Treasury's arrangement with CIÉ on the project has been criticised by Government and Opposition figures, criticism that Mr Barrett recently dismissed. Mr Tyndall says: "There's an awful lot of work on the table at the moment."

He sees significant potential in residential elements of the project. The company is aiming at the luxury market, but 20 per cent of the developments will be in the social and affordable bracket, required by legislation. He says: "It's not going to be a yuppie village."

Of the office market, he says: "It's not as buoyant as it was and there's no point in saying that it isn't. But if you read what's in those agency reports it seems to be coming back." Demand would be stimulated by lower corporate taxation rates, he adds.

The company's portfolio in Britain is under review but likely to be expanded. This would lower its comparative exposure to the Irish market, location of 90 per cent of the portfolio, but he says there is no intention to sell off any Irish property.

Sheikh Mohammed's interests include a six-star hotel so Mr Tyndall is well-placed to assess the performance of Treasury's five-star site managed by the Westin group at College Green, Dublin. The business suffered after the attacks on the US last September. "As I understand it, it is just about picking up," he says. Still, there is room to increase revenues from the business: a five-star room in London without breakfast costs £335 sterling (€522) per night, whereas the equivalent Dublin rate is in the region of £160.

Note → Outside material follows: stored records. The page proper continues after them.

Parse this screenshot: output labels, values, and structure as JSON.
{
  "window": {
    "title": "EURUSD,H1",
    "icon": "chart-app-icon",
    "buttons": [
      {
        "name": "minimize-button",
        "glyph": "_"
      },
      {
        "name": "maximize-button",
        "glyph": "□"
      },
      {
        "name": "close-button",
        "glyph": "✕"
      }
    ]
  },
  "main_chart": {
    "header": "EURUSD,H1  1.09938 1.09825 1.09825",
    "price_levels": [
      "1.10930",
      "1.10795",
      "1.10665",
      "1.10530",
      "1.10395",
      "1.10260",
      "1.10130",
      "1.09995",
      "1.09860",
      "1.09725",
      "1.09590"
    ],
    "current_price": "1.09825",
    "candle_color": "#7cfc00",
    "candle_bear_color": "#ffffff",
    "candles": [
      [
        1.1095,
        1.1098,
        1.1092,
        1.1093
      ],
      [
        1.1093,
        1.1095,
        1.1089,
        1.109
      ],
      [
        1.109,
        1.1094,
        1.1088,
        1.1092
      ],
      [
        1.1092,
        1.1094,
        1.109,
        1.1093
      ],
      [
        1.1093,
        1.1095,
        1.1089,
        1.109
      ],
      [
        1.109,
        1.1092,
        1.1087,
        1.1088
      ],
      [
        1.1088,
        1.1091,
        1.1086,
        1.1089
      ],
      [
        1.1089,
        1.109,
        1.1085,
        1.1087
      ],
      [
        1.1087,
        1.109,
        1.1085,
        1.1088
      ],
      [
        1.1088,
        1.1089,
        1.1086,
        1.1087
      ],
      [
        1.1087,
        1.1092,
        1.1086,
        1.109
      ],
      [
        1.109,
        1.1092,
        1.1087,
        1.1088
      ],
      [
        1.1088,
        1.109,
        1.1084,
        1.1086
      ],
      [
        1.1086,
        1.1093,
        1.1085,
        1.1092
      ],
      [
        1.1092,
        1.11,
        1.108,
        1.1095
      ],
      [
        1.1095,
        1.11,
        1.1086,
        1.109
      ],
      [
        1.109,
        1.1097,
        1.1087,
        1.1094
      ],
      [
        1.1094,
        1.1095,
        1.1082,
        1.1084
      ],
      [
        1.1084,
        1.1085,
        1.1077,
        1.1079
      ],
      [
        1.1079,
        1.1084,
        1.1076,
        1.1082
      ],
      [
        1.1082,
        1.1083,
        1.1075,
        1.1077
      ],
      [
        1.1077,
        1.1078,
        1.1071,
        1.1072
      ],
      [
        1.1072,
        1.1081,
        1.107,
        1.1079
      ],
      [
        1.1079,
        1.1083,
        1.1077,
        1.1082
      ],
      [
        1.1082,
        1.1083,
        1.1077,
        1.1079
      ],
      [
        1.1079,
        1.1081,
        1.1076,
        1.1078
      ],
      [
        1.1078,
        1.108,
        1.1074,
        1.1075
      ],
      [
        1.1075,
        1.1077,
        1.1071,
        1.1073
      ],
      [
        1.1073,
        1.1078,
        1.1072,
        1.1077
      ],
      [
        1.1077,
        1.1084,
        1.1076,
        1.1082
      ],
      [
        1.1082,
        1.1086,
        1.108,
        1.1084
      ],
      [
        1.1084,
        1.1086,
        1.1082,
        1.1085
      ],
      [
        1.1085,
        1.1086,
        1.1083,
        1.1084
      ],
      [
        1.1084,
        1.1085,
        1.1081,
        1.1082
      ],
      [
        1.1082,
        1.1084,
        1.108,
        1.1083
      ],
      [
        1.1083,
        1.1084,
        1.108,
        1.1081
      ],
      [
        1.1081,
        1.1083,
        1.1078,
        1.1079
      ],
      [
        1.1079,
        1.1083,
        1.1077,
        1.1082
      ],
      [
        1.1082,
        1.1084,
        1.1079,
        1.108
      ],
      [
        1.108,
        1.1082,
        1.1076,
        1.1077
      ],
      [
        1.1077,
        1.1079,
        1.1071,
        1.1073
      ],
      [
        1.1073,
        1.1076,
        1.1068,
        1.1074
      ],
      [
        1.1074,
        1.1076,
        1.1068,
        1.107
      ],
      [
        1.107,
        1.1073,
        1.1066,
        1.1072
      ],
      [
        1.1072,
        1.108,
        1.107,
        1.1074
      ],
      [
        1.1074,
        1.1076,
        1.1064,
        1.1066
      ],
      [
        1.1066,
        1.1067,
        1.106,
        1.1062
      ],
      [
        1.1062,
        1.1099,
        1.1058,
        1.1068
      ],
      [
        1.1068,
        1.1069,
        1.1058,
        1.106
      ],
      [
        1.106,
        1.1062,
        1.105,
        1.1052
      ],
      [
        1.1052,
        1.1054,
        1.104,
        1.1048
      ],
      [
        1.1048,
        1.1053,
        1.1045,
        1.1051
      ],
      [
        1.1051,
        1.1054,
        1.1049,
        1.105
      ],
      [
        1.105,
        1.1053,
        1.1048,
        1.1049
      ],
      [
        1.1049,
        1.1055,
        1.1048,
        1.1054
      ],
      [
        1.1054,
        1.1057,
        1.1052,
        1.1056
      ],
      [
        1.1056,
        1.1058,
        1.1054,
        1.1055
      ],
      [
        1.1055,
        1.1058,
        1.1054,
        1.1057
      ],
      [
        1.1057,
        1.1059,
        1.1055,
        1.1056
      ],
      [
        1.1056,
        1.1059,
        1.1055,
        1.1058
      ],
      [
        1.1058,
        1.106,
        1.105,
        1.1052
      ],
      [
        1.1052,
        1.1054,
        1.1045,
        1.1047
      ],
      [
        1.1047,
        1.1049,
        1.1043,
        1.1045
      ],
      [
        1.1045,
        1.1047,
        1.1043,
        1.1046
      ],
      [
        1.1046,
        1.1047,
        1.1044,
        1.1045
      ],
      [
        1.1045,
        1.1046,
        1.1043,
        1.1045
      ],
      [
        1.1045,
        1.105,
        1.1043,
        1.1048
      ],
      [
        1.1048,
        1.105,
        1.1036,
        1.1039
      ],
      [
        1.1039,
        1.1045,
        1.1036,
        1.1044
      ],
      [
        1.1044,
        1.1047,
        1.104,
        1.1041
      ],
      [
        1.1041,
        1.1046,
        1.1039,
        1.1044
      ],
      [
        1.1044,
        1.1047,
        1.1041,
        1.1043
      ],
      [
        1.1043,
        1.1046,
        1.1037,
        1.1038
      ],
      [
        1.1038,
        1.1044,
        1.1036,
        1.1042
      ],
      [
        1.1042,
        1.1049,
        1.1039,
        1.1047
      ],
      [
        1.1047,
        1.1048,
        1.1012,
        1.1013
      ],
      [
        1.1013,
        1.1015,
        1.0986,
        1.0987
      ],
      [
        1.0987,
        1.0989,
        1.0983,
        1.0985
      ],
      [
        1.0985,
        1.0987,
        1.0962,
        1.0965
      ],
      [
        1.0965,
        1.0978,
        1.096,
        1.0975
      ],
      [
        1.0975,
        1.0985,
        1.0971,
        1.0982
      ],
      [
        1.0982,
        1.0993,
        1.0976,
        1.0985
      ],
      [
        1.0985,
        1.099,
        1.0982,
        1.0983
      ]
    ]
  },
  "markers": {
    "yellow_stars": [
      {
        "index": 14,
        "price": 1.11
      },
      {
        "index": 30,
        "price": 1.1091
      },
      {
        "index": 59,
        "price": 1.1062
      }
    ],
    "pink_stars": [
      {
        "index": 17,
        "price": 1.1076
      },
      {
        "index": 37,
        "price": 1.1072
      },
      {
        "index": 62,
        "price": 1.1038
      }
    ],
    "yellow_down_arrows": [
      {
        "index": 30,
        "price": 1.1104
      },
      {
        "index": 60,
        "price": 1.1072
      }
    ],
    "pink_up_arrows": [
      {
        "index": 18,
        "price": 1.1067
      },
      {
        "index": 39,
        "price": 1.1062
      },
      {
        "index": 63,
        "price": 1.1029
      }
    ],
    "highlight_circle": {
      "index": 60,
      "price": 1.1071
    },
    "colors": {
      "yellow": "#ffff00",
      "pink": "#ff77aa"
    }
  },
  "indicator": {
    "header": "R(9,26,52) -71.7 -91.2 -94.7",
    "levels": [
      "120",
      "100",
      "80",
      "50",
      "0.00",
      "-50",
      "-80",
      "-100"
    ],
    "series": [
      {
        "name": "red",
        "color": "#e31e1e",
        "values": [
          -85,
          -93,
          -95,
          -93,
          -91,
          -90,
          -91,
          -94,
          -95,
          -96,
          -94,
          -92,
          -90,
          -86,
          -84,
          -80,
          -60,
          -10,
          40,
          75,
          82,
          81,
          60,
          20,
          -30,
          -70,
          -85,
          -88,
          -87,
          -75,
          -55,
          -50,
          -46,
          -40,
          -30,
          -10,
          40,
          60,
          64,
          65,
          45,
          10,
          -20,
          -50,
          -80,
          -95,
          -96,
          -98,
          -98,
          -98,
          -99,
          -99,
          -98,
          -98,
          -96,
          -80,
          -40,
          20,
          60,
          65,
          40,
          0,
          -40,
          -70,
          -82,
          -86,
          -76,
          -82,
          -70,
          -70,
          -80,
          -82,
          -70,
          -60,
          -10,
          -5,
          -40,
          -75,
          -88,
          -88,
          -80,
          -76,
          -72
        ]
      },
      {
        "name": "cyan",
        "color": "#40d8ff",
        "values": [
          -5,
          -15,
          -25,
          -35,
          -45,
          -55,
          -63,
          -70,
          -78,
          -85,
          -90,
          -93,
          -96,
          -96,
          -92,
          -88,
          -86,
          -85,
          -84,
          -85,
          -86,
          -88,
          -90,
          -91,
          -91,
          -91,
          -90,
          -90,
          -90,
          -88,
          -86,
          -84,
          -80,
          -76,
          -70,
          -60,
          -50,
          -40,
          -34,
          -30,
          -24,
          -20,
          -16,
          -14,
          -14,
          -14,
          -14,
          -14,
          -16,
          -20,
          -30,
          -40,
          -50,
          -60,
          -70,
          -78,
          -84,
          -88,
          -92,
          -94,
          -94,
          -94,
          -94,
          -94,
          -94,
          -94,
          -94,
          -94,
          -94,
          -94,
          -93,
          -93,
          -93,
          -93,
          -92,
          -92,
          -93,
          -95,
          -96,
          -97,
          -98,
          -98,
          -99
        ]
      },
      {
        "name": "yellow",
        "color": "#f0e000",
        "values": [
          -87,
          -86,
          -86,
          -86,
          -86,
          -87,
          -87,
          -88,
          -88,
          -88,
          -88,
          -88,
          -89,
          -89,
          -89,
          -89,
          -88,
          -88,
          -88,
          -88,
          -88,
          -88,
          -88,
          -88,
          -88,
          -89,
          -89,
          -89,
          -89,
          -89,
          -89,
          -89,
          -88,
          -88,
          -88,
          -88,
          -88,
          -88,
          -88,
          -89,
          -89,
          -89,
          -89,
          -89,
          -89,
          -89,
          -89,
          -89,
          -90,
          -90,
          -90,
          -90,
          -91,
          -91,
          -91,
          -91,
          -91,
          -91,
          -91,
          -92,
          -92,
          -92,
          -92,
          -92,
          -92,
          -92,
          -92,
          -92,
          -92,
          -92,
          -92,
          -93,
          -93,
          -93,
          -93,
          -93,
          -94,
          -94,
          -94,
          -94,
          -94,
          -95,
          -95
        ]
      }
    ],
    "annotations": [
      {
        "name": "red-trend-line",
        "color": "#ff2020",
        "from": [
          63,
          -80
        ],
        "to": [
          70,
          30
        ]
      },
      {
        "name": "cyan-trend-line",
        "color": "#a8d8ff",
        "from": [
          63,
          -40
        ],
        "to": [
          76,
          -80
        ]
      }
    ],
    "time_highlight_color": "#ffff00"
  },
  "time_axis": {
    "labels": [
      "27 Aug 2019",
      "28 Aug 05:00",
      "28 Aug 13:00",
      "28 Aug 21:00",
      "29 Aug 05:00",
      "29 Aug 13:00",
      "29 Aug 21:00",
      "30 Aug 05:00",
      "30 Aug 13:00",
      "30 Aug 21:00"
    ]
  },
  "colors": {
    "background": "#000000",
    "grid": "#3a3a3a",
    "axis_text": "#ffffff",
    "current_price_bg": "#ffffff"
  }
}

Mr Tyndall's visit to the Torbay conference is related to Treasury's exclusive rights to market a German-developed waste-recycling system known as Herhof in Ireland and Britain. With an investment cost of about €20 million per plant, Mr Tyndall sees the technology as the waste business equivalent of expensive cars.

Described as a "mechanical biological treatment", the process uses "bio-drying" to reduce the mass of waste before recyclables are separated. The residue, called Stabilat, is a fuel substitute that can be used in electricity generation and cement production.

While Treasury owns two wind farms, its main developmental focus is an 18-kilometre sandbank off Greystones, Co Wicklow, which it owns in a joint venture with the Norwegian firm Fred Olsen Renewables, a division of which controls the Harland & Wolff shipyard in Belfast.

Citing requirements under the Kyoto protocol to reduce harmful emissions, he says the fifth Alternative Energy Requirement programme introduced last year was "not the answer to the maiden's prayer".